12 February 2019 | PAR Victoria Okada

Du 30 janvier au 3 février dernier, Nantes est devenu, comme chaque année, un grand centre de la musique classique. Le thème de cette année, « Carnet de voyage », qui fait suite à celui de l’année dernière portant sur l’exile, est propice pour cette ville portuaire qui a connu et continue à connaître de nombreux voyageurs. Pendant le week-end, quelque 50 000 personnes se sont embarquées dans le vaisseau nommé Cité des Congrès pour une aventure musicale fabuleuse et intense.

Félicien Brut et Julien Martineau, un duo délicieusement insolite

L’accordéon et la mandoline : qui aurait pu imaginer un duo avec ces deux instruments peu communs ? Félicien Brut et Julien Martineau, qui mène chacun une carrière fulgurante depuis quelques années, réalisent donc pour cette occasion un duo inattendu. « Nous formons une confrérie des instruments bizarres ! » lance l’accordéoniste avant de se lancer, dès 11 heures du matin, dans trois quarts d’heure de concert éclectique. La combinaison est pourtant harmonieuse, et la matinée se déroule dans une atmosphère extrêmement conviviale et amicale, grâce à l’humour des deux artistes qui font la franchise leur arme.

L’Italie occupe une place de choix, d’une part parce que la mandoline est un instrument italien par excellence, mais aussi parce que l’accordéon moderne, bien qu’inventé à Vienne, a en grande partie été fabriqué en Italie. Ainsi, pour commencer, nos musiciens offrent The Godfather suite de Nino Rota, un pot-pourri de musiques composées pour le célèbre film Le Parrain. Le ton est donné : certains auditeurs fredonnent les mélodies en arborant un grand sourire. Suit le Concerto pour mandoline en ut majeur de Vivaldi, avec la partie d’orchestre transcrite pour accordéon. Félicien Brut n’hésite pas à jouer avec des clichés pour présenter l’œuvre, en évoquant la mélodie d’une messagerie téléphonique, la pâte… Cela prend un aspect d’un talk show et les auditeurs deviennent plus réceptifs à la musique, toujours interprétée avec brio. Nous entendons ensuite deux pièces de Raffaele Calace (1863-1934), Mazurka op. 141 et Boléro op. 26. Julien Martineau est certainement LE meilleur ambassadeur actuel de ce compositeur méconnu qu’il nous fait découvrir à chaque occasion qui se présente. Calace a apporté de nombreuses innovations non seulement au répertoire mais aussi à l’instrument, pour pousser la virtuosité à l’extrême dans une écriture restée très classique.

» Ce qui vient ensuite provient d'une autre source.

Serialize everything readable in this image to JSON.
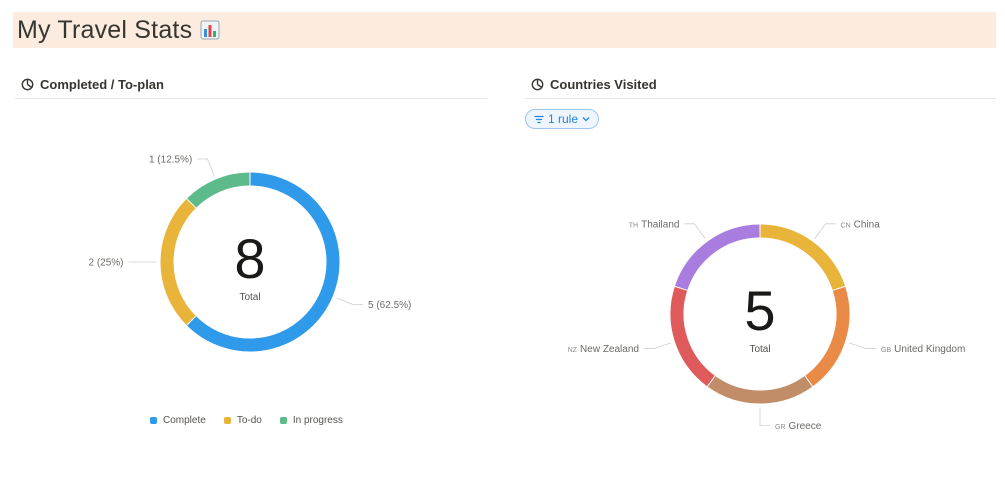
{
  "page": {
    "title": "My Travel Stats"
  },
  "panels": {
    "left": {
      "title": "Completed / To-plan"
    },
    "right": {
      "title": "Countries Visited",
      "filter_label": "1 rule"
    }
  },
  "chart_data": [
    {
      "type": "pie",
      "title": "Completed / To-plan",
      "center_value": "8",
      "center_label": "Total",
      "slices": [
        {
          "name": "Complete",
          "value": 5,
          "label": "5 (62.5%)",
          "color": "#2f9ae9"
        },
        {
          "name": "To-do",
          "value": 2,
          "label": "2 (25%)",
          "color": "#e8b43a"
        },
        {
          "name": "In progress",
          "value": 1,
          "label": "1 (12.5%)",
          "color": "#5dbb8b"
        }
      ],
      "legend": "bottom"
    },
    {
      "type": "pie",
      "title": "Countries Visited",
      "center_value": "5",
      "center_label": "Total",
      "slices": [
        {
          "name": "China",
          "code": "CN",
          "value": 1,
          "label": "China",
          "color": "#e8b43a"
        },
        {
          "name": "United Kingdom",
          "code": "GB",
          "value": 1,
          "label": "United Kingdom",
          "color": "#ea8a47"
        },
        {
          "name": "Greece",
          "code": "GR",
          "value": 1,
          "label": "Greece",
          "color": "#c08d68"
        },
        {
          "name": "New Zealand",
          "code": "NZ",
          "value": 1,
          "label": "New Zealand",
          "color": "#df5b5b"
        },
        {
          "name": "Thailand",
          "code": "TH",
          "value": 1,
          "label": "Thailand",
          "color": "#a97cdf"
        }
      ],
      "legend": "none"
    }
  ]
}
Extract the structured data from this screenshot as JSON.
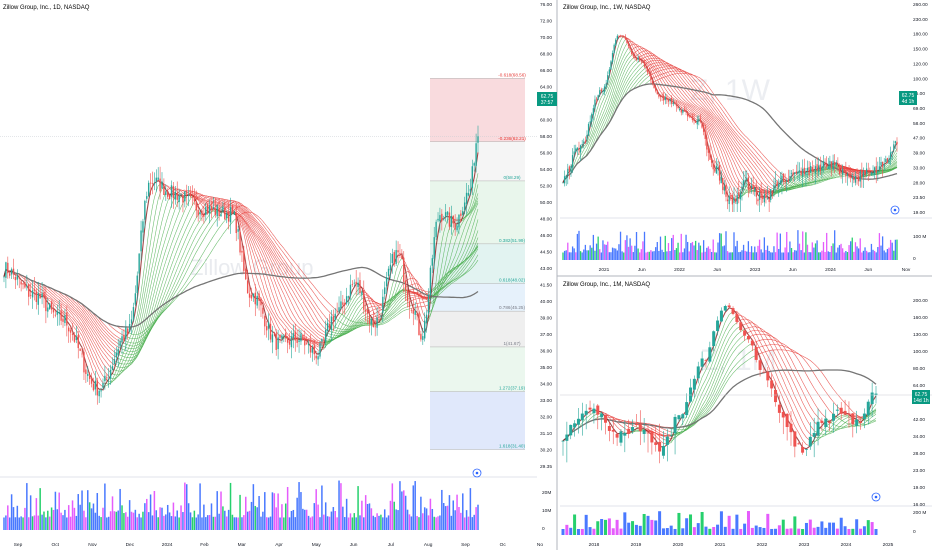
{
  "panels": {
    "daily": {
      "title": "Zillow Group, Inc., 1D, NASDAQ",
      "watermark": "Zillow Group",
      "price_axis": [
        "76.00",
        "72.00",
        "70.00",
        "68.00",
        "66.00",
        "64.00",
        "62.00",
        "60.00",
        "58.00",
        "56.00",
        "54.00",
        "52.00",
        "50.00",
        "48.00",
        "46.00",
        "44.50",
        "43.00",
        "41.50",
        "40.00",
        "39.00",
        "37.00",
        "36.00",
        "35.00",
        "34.00",
        "33.00",
        "32.00",
        "31.10",
        "30.20",
        "29.35"
      ],
      "time_axis": [
        "Sep",
        "Oct",
        "Nov",
        "Dec",
        "2024",
        "Feb",
        "Mar",
        "Apr",
        "May",
        "Jun",
        "Jul",
        "Aug",
        "Sep",
        "Oc",
        "No"
      ],
      "price_tag": {
        "price": "62.75",
        "countdown": "37:57"
      }
    },
    "weekly": {
      "title": "Zillow Group, Inc., 1W, NASDAQ",
      "watermark": "Z, 1W",
      "price_axis": [
        "260.00",
        "230.00",
        "180.00",
        "150.00",
        "120.00",
        "100.00",
        "85.00",
        "69.00",
        "58.00",
        "47.00",
        "39.00",
        "33.00",
        "28.00",
        "23.50",
        "19.00"
      ],
      "vol_axis": [
        "100 M",
        "0"
      ],
      "time_axis": [
        "2021",
        "Jun",
        "2022",
        "Jun",
        "2023",
        "Jun",
        "2024",
        "Jun",
        "Nov"
      ],
      "price_tag": {
        "price": "62.75",
        "countdown": "4d 1h"
      }
    },
    "monthly": {
      "title": "Zillow Group, Inc., 1M, NASDAQ",
      "watermark": "Z, 1M",
      "price_axis": [
        "200.00",
        "160.00",
        "130.00",
        "100.00",
        "80.00",
        "64.00",
        "52.00",
        "42.00",
        "34.00",
        "28.00",
        "23.00",
        "19.00",
        "16.00"
      ],
      "vol_axis": [
        "200 M",
        "0"
      ],
      "time_axis": [
        "2018",
        "2019",
        "2020",
        "2021",
        "2022",
        "2023",
        "2024",
        "2025"
      ],
      "price_tag": {
        "price": "62.75",
        "countdown": "14d 1h"
      }
    }
  },
  "fib_levels": [
    {
      "label": "-0.618(68.56)"
    },
    {
      "label": "-0.236(62.21)"
    },
    {
      "label": "0(58.29)"
    },
    {
      "label": "0.382(51.99)"
    },
    {
      "label": "0.618(48.02)"
    },
    {
      "label": "0.786(45.25)"
    },
    {
      "label": "1(41.67)"
    },
    {
      "label": "1.272(37.19)"
    },
    {
      "label": "1.618(31.40)"
    }
  ],
  "vol_axis_daily": [
    "20M",
    "10M",
    "0"
  ],
  "colors": {
    "up": "#26a69a",
    "down": "#ef5350",
    "ribbon_up": "#4caf50",
    "ribbon_down": "#e53935",
    "avg": "#757575",
    "price_tag": "#089981",
    "vol_blue": "#2962ff",
    "vol_magenta": "#e040fb",
    "vol_green": "#00c853"
  },
  "chart_data": [
    {
      "type": "candlestick",
      "title": "Zillow Group, Inc., 1D, NASDAQ",
      "x": [
        "Sep",
        "Oct",
        "Nov",
        "Dec",
        "2024",
        "Feb",
        "Mar",
        "Apr",
        "May",
        "Jun",
        "Jul",
        "Aug",
        "Sep"
      ],
      "y_approx_close": [
        49.5,
        44.5,
        37.0,
        57.5,
        58.0,
        56.0,
        54.5,
        44.0,
        41.0,
        42.0,
        47.5,
        43.5,
        62.75
      ],
      "ylim": [
        29.35,
        76.0
      ],
      "last_price": 62.75
    },
    {
      "type": "candlestick",
      "title": "Zillow Group, Inc., 1W, NASDAQ",
      "x": [
        "2021",
        "Jun",
        "2022",
        "Jun",
        "2023",
        "Jun",
        "2024",
        "Jun",
        "Nov"
      ],
      "y_approx_close": [
        150,
        90,
        45,
        32,
        42,
        50,
        55,
        45,
        62.75
      ],
      "ylim": [
        19,
        260
      ],
      "log_scale": true,
      "last_price": 62.75
    },
    {
      "type": "candlestick",
      "title": "Zillow Group, Inc., 1M, NASDAQ",
      "x": [
        "2018",
        "2019",
        "2020",
        "2021",
        "2022",
        "2023",
        "2024",
        "2025"
      ],
      "y_approx_close": [
        42,
        37,
        45,
        150,
        45,
        42,
        47,
        62.75
      ],
      "ylim": [
        16,
        200
      ],
      "log_scale": true,
      "last_price": 62.75
    }
  ]
}
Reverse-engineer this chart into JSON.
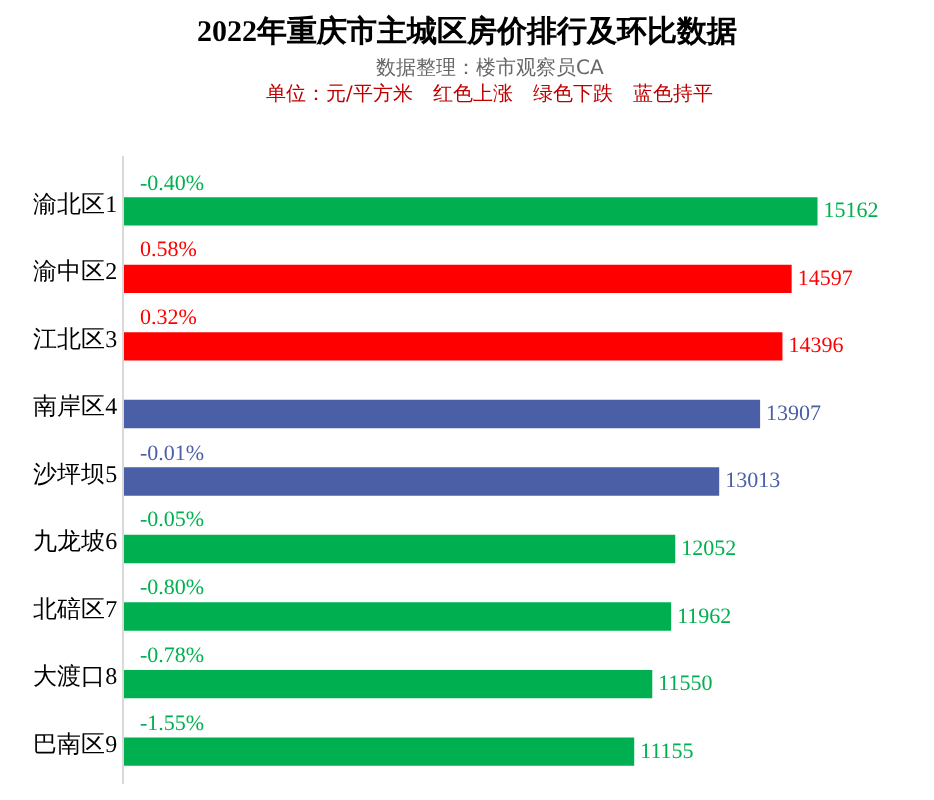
{
  "chart_data": {
    "type": "bar",
    "orientation": "horizontal",
    "title": "2022年重庆市主城区房价排行及环比数据",
    "subtitle": "数据整理：楼市观察员CA\n单位：元/平方米　红色上涨　绿色下跌　蓝色持平",
    "categories": [
      "渝北区1",
      "渝中区2",
      "江北区3",
      "南岸区4",
      "沙坪坝5",
      "九龙坡6",
      "北碚区7",
      "大渡口8",
      "巴南区9"
    ],
    "values": [
      15162,
      14597,
      14396,
      13907,
      13013,
      12052,
      11962,
      11550,
      11155
    ],
    "colors": [
      "#00b050",
      "#ff0000",
      "#ff0000",
      "#4a5fa6",
      "#4a5fa6",
      "#00b050",
      "#00b050",
      "#00b050",
      "#00b050"
    ],
    "data_labels": true,
    "tick_labels": "y",
    "legend": false,
    "annotations": [
      {
        "text": "-0.40%",
        "y": "渝北区1"
      },
      {
        "text": "0.58%",
        "y": "渝中区2"
      },
      {
        "text": "0.32%",
        "y": "江北区3"
      },
      {
        "text": "-0.01%",
        "y": "沙坪坝5"
      },
      {
        "text": "-0.05%",
        "y": "九龙坡6"
      },
      {
        "text": "-0.80%",
        "y": "北碚区7"
      },
      {
        "text": "-0.78%",
        "y": "大渡口8"
      },
      {
        "text": "-1.55%",
        "y": "巴南区9"
      }
    ]
  }
}
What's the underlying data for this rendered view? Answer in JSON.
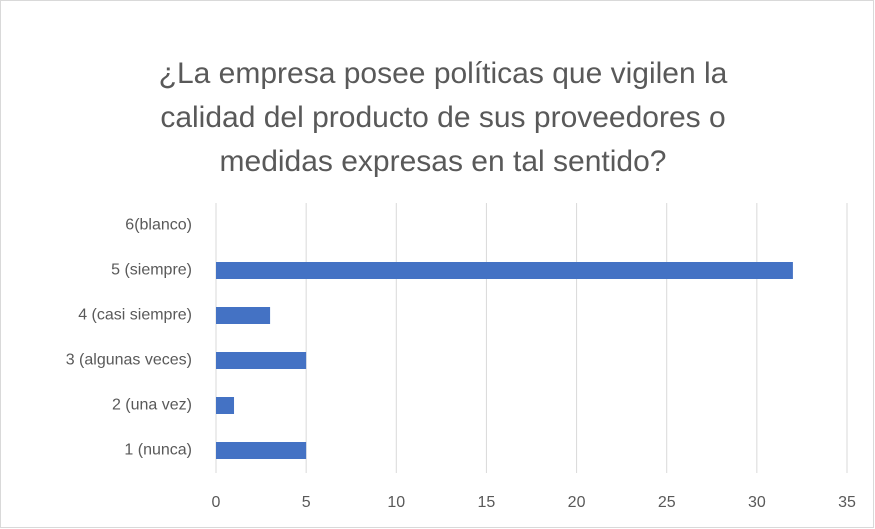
{
  "chart_data": {
    "type": "bar",
    "orientation": "horizontal",
    "title": [
      "¿La empresa posee políticas que vigilen la",
      "calidad del producto de sus proveedores o",
      "medidas expresas en tal sentido?"
    ],
    "categories": [
      "1 (nunca)",
      "2 (una vez)",
      "3 (algunas veces)",
      "4 (casi siempre)",
      "5 (siempre)",
      "6(blanco)"
    ],
    "values": [
      5,
      1,
      5,
      3,
      32,
      0
    ],
    "color": "#4472c4",
    "xlim": [
      0,
      35
    ],
    "xticks": [
      0,
      5,
      10,
      15,
      20,
      25,
      30,
      35
    ],
    "grid": true
  }
}
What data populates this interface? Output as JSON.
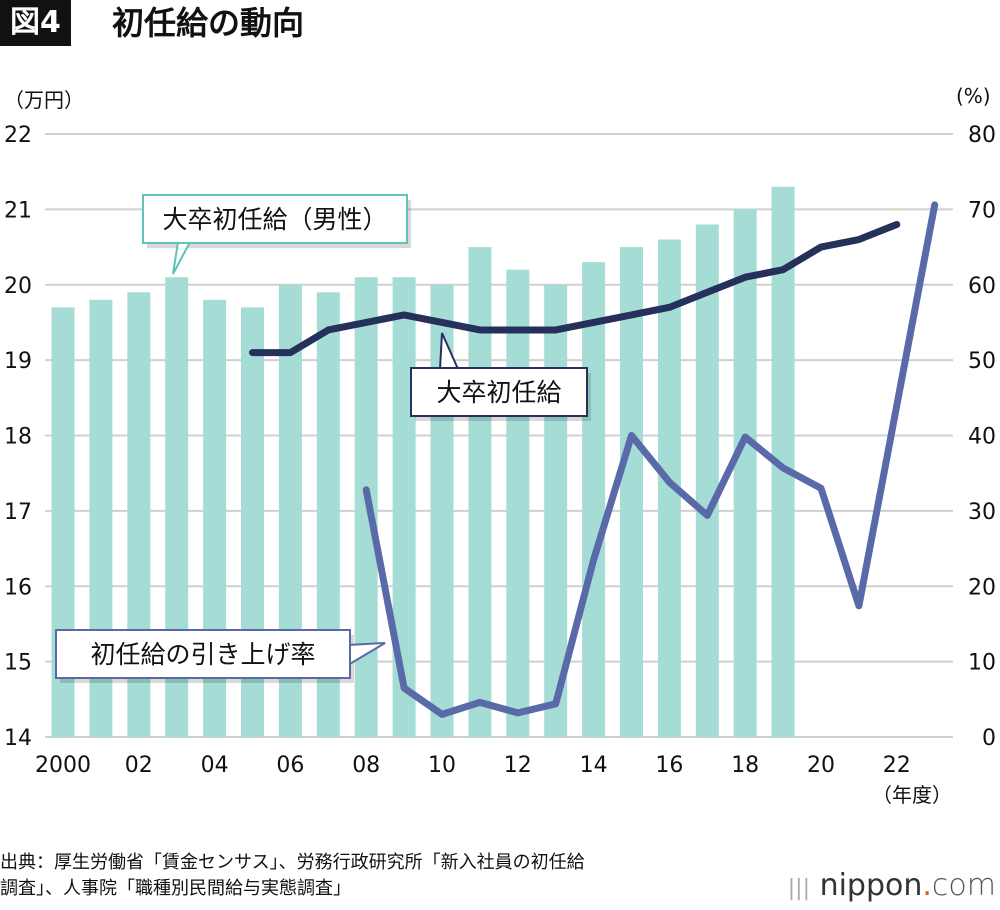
{
  "header": {
    "badge": "図4",
    "title": "初任給の動向"
  },
  "footer": {
    "source_line1": "出典：厚生労働省「賃金センサス」、労務行政研究所「新入社員の初任給",
    "source_line2": "調査」、人事院「職種別民間給与実態調査」",
    "logo": "nippon",
    "logo_dot": ".",
    "logo_com": "com"
  },
  "chart_data": {
    "type": "bar+line",
    "left_unit": "（万円）",
    "right_unit": "(%)",
    "x_unit": "（年度）",
    "ylim_left": [
      14,
      22
    ],
    "ylim_right": [
      0,
      80
    ],
    "left_ticks": [
      "14",
      "15",
      "16",
      "17",
      "18",
      "19",
      "20",
      "21",
      "22"
    ],
    "right_ticks": [
      "0",
      "10",
      "20",
      "30",
      "40",
      "50",
      "60",
      "70",
      "80"
    ],
    "x_ticks": [
      {
        "year": 2000,
        "label": "2000"
      },
      {
        "year": 2002,
        "label": "02"
      },
      {
        "year": 2004,
        "label": "04"
      },
      {
        "year": 2006,
        "label": "06"
      },
      {
        "year": 2008,
        "label": "08"
      },
      {
        "year": 2010,
        "label": "10"
      },
      {
        "year": 2012,
        "label": "12"
      },
      {
        "year": 2014,
        "label": "14"
      },
      {
        "year": 2016,
        "label": "16"
      },
      {
        "year": 2018,
        "label": "18"
      },
      {
        "year": 2020,
        "label": "20"
      },
      {
        "year": 2022,
        "label": "22"
      }
    ],
    "grid": true,
    "series": [
      {
        "name": "大卒初任給（男性）",
        "type": "bar",
        "axis": "left",
        "color": "#a5ddd6",
        "start_year": 2000,
        "values": [
          19.7,
          19.8,
          19.9,
          20.1,
          19.8,
          19.7,
          20.0,
          19.9,
          20.1,
          20.1,
          20.0,
          20.5,
          20.2,
          20.0,
          20.3,
          20.5,
          20.6,
          20.8,
          21.0,
          21.3
        ]
      },
      {
        "name": "大卒初任給",
        "type": "line",
        "axis": "left",
        "color": "#25315a",
        "start_year": 2005,
        "values": [
          19.1,
          19.1,
          19.4,
          19.5,
          19.6,
          19.5,
          19.4,
          19.4,
          19.4,
          19.5,
          19.6,
          19.7,
          19.9,
          20.1,
          20.2,
          20.5,
          20.6,
          20.8
        ]
      },
      {
        "name": "初任給の引き上げ率",
        "type": "line",
        "axis": "right",
        "color": "#5a6aa8",
        "start_year": 2008,
        "values": [
          32.8,
          6.5,
          3.0,
          4.6,
          3.2,
          4.4,
          23.5,
          40.0,
          33.8,
          29.4,
          39.8,
          35.7,
          33.0,
          17.4,
          44.0,
          70.6
        ]
      }
    ]
  }
}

Ces deux pièces, bien que courtes, montrent cet aspect au premier abord contradictoire que l’interprète met éloquemment en accent, tout comme La Danza de Rossini au rythme fiévreux de tarentelle, un arrangement de la chanson du même nom (huitième pièce des Soirées musicales).

On quitte ensuite l’Italie pour la Roumanie, avec les Six Danses populaires roumaines de Bartok. Les pièces connaissent toute sorte de transcription, mais celle pour l’accordéon et la mandoline est certainement inédite, d’ailleurs ingénieusement réalisée. Différents accents sont bien rendus par les deux instruments, comme si on parlait des dialectes, même si par moments la mandoline a tendance à être quelque peu couverte par l’accordéon. Après un bref retour dans le pays de botte avec la Valse fantastique d’Enrico Marucelli (1873-1901), un compositeur florentin, on part en Russie (un autre pays de l’accordéon) pour écouter la balalaïka (exprimée par la mandoline) et orchestre (partie tenue par l’accordéon), dans L’Hiver d’Anton Chalaïev.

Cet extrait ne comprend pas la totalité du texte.